August, 26th- Battle of Borodino. Karamzin is preparing to join the people's militia to fight the enemy under the walls of Moscow.

September 1 - leaves Moscow the day before the French troops enter it; goes to Yaroslavl, and then with his family - to Nizhny Novgorod.

1813 - Karamzin and his family are in Nizhny Novgorod. Resumption of work on the "History ...".

1814 - written the seventh volume.

1815 - eighth volume.

1816 - Karamzin goes to St. Petersburg to work on the publication of the first eight volumes of "History ...". The agonizing expectation of an audience with Emperor Alexander I; an audience with Count A. A. Arakcheev, and then with the emperor.

1818 , 28 January- publication of the first eight volumes of the "History of the Russian State" (on the cover of vols. 1–3: 1816; vols. 4–8: 1817). Three thousand copies were sold in one month, and a second edition was immediately required.

5th of December- Karamzin is elected to the Imperial Russian Academy of Sciences; "Speech delivered ... in the solemn meeting of the Imperial Russian Academy of Sciences."

1821 - publication of the ninth volume, dedicated to the era of executions in the reign of Ivan the Terrible.

1824 - the tenth and eleventh volumes of "History ..." (the last, twelfth volume was published posthumously in 1829).

December 14 - uprising on the Senate Square. Karamzin is present on the square and in the palace. Sharp rejection of Decembristism. Breakdown of moral and physical strength, aggravation of the disease.
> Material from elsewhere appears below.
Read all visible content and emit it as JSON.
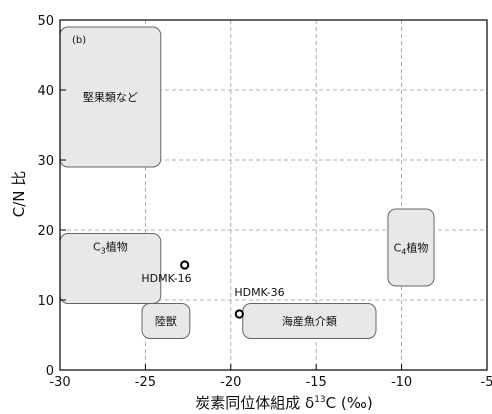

1826 , March 22 - Karamzin's letter to Emperor Nicholas I with a request to appoint him to the post of Russian resident in Florence (to cure his illness).

April 6 - the emperor’s response: “... although the place in Florence is not yet vacant, the Russian Historiographer does not need such an excuse in order to have a way to live there freely and do his own thing, which, without flattery, seems to be worth diplomatic correspondence ..”

may 13- the rescript of Emperor Nicholas I on the appointment of "the historiographer of the Russian Empire, the Real State Councilor Karamzin, who is leaving to heal his abroad", a pension of 50 thousand rubles a year "so that this amount ... was after him produced in full to his wife, and according to her death is also full of their children - sons until all of them enter the service, and daughters until the marriage of the last of them.